Beautiful Losers
People write me letters sometimes. Wannabe musicians, aspiring novelists; I’m sure you know what I’m talking about.
Andy Warhol and friends at Max’s Kansas City
These letters purport to be seeking counsel. The writer details his or her struggles with deciding which creative field to pursue, their frustrations with their own indecisiveness, with getting their art going, etc. Then they ask for advice.
Now, there’s a good way to ask for advice. The good way is when the person is earnest, sincere; he or she can, in truth, profit from a boost of encouragement or an impartial reality check.

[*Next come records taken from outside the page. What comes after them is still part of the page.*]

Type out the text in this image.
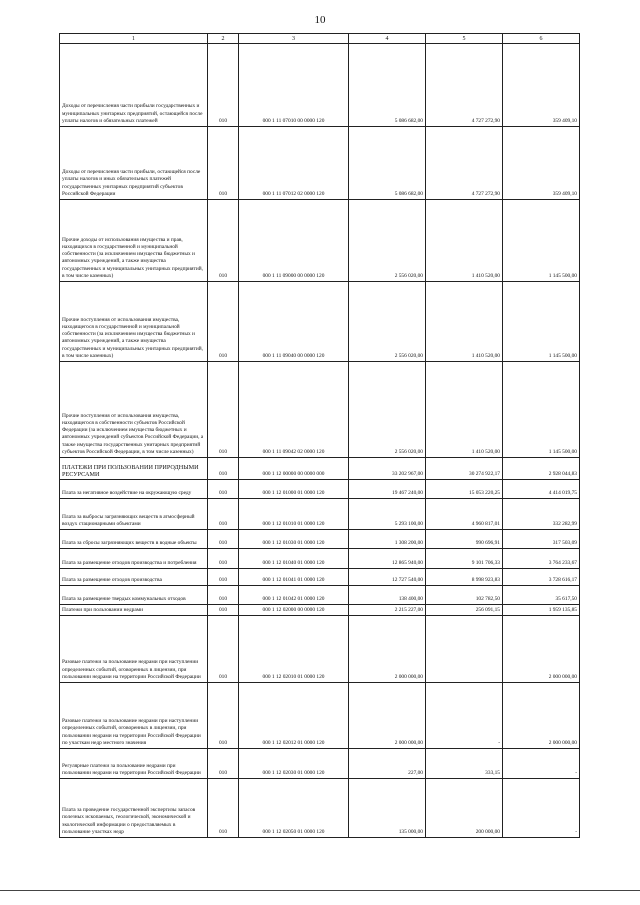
10
1	2	3	4	5	6
Доходы от перечисления части прибыли государственных и муниципальных унитарных предприятий, остающейся после уплаты налогов и обязательных платежей	010	000 1 11 07010 00 0000 120	5 086 682,00	4 727 272,90	359 409,10
Доходы от перечисления части прибыли, остающейся после уплаты налогов и иных обязательных платежей государственных унитарных предприятий субъектов Российской Федерации	010	000 1 11 07012 02 0000 120	5 086 682,00	4 727 272,90	359 409,10
Прочие доходы от использования имущества и прав, находящихся в государственной и муниципальной собственности (за исключением имущества бюджетных и автономных учреждений, а также имущества государственных и муниципальных унитарных предприятий, в том числе казенных)	010	000 1 11 09000 00 0000 120	2 556 020,00	1 410 520,00	1 145 500,00
Прочие поступления от использования имущества, находящегося в государственной и муниципальной собственности (за исключением имущества бюджетных и автономных учреждений, а также имущества государственных и муниципальных унитарных предприятий, в том числе казенных)	010	000 1 11 09040 00 0000 120	2 556 020,00	1 410 520,00	1 145 500,00
Прочие поступления от использования имущества, находящегося в собственности субъектов Российской Федерации (за исключением имущества бюджетных и автономных учреждений субъектов Российской Федерации, а также имущества государственных унитарных предприятий субъектов Российской Федерации, в том числе казенных)	010	000 1 11 09042 02 0000 120	2 556 020,00	1 410 520,00	1 145 500,00
ПЛАТЕЖИ ПРИ ПОЛЬЗОВАНИИ ПРИРОДНЫМИ РЕСУРСАМИ	010	000 1 12 00000 00 0000 000	33 202 967,00	30 274 922,17	2 928 044,83
Плата за негативное воздействие на окружающую среду	010	000 1 12 01000 01 0000 120	19 467 240,00	15 053 220,25	4 414 019,75
Плата за выбросы загрязняющих веществ в атмосферный воздух стационарными объектами	010	000 1 12 01010 01 0000 120	5 293 100,00	4 960 817,01	332 282,99
Плата за сбросы загрязняющих веществ в водные объекты	010	000 1 12 01030 01 0000 120	1 308 200,00	990 696,91	317 503,09
Плата за размещение отходов производства и потребления	010	000 1 12 01040 01 0000 120	12 865 940,00	9 101 706,33	3 764 233,67
Плата за размещение отходов производства	010	000 1 12 01041 01 0000 120	12 727 540,00	8 998 923,83	3 728 616,17
Плата за размещение твердых коммунальных отходов	010	000 1 12 01042 01 0000 120	138 400,00	102 782,50	35 617,50
Платежи при пользовании недрами	010	000 1 12 02000 00 0000 120	2 215 227,00	256 091,15	1 959 135,85
Разовые платежи за пользование недрами при наступлении определенных событий, оговоренных в лицензии, при пользовании недрами на территории Российской Федерации	010	000 1 12 02010 01 0000 120	2 000 000,00		2 000 000,00
Разовые платежи за пользование недрами при наступлении определенных событий, оговоренных в лицензии, при пользовании недрами на территории Российской Федерации по участкам недр местного значения	010	000 1 12 02012 01 0000 120	2 000 000,00	-	2 000 000,00
Регулярные платежи за пользование недрами при пользовании недрами на территории Российской Федерации	010	000 1 12 02030 01 0000 120	227,00	333,15	-
Плата за проведение государственной экспертизы запасов полезных ископаемых, геологической, экономической и экологической информации о предоставляемых в пользование участках недр	010	000 1 12 02050 01 0000 120	135 000,00	200 000,00	-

That’s the good kind of advice-asking.
But that’s not what these other letter writers want.
I can’t tell you how dispiriting it is to receive such missives. They reek of mental weakness, shallow superiority, and an impenetrable mantle of self-delusion and self-indulgence. Worse, they’re “hooks.” Meaning their aim is to steal a piece of the recipient’s soul.
For years I took these cries for aid seriously. I’d ask myself, How can I help? What wisdom can I impart? The poor letter-writer seems to be suffering so.
Then one day I realized, These characters aren’t really looking for help. They love the state they’re in. They’re wallowing blissfully.
They are Beautiful Losers.
The 70s in New York (even if you weren’t there, you have a sense of that era, I’m sure) was the golden age of the Beautiful Loser. CBGB’s, Max’s Kansas City, Andy Warhol’s Factory, Lou Reed and the Velvet Underground, the Ramones. Crime was rampant, night life was incandescent, fashion re-invented itself minute-by-minute.
The world of Beautiful Losers is a sphere of posing and posturing, of faux accomplishment and genuine despair.
How do I know?
Because I’ve been there myself, and for a lot longer than I care to admit.
The Beautiful Loser is in love with her own Resistance. The state of self-dissatisfaction, even self-loathing, that arises when we fail ourselves as artists and as human beings is interpreted in the Beautiful Loser lexicon to be hip, glamorous, existential ennui. It becomes in the Beautiful Loser’s mind a badge of distinction, a sign of her own exceptionalism.
It can be tremendously seductive, the idea of being soul-broken, discarded, misunderstood. See New Wave cinema, punk rock, heroin chic, not to mention much of contemporary fashion. It’s a billion-dollar industry, manufacturing and distributing the wan, neurasthenic, faux-suicidal look and the clothes and cosmetics that go with it.
The conceit of the Beautiful Loser is that he/she carries with them as a form of self-advertisement their own untapped and unexploited potential. (That’s why it helps to be beautiful.) The idea is that one’s unexplored What-I-Could-Be-If-I-Cared is more glamorous (and more erotically alluring) than the inevitably less-than-cosmic achievement that one might produce if he/she actually tried.
I have no sympathy any more for Beautiful Losers.
I destroy their letters and e-mails instantly. They’re bad news. Bad karma. I don’t want them around me, even crumpled in my trashcan.
I wrote a post a few weeks back called “Resistance and Hooks.” These loser letters are hooks.
The writer is seeking a response.
The problem is that no response will make a dent. A kick-them-in-the-ass reply will simply be perused with bemused disdain and discarded. A kindly-intentioned reply, something meant to provide encouragement and understanding, will be received with even greater condescension. The Beautiful Loser will experience mild (very mild) titillation for less than the time it takes to read the response, then turn to Instagram (or the B.L. beside them) seeking the next distraction.
Nothing will change, because the Beautiful Loser doesn’t want to change. She’s happy marinating in her shadow persona, creating the shadow work of art that is her life.
I know those lives. I understand them. They can be fun. They can be romantic and glamorous and dramatic. For a while. The problem with exceeding the expiration date is that you are selling out your daimon.
Unwritten plays and unpainted canvases possess a life of their own. They will turn on you. They will come back and make you pay.
I’d rather give five bucks to a panhandler on the street than waste a millisecond on one of these sallow and shallow mofo’s. In the end, the only person for whom they have greater contempt than themselves is you (i.e., the positively-projected version of themselves), if you’re foolish enough to try to help them.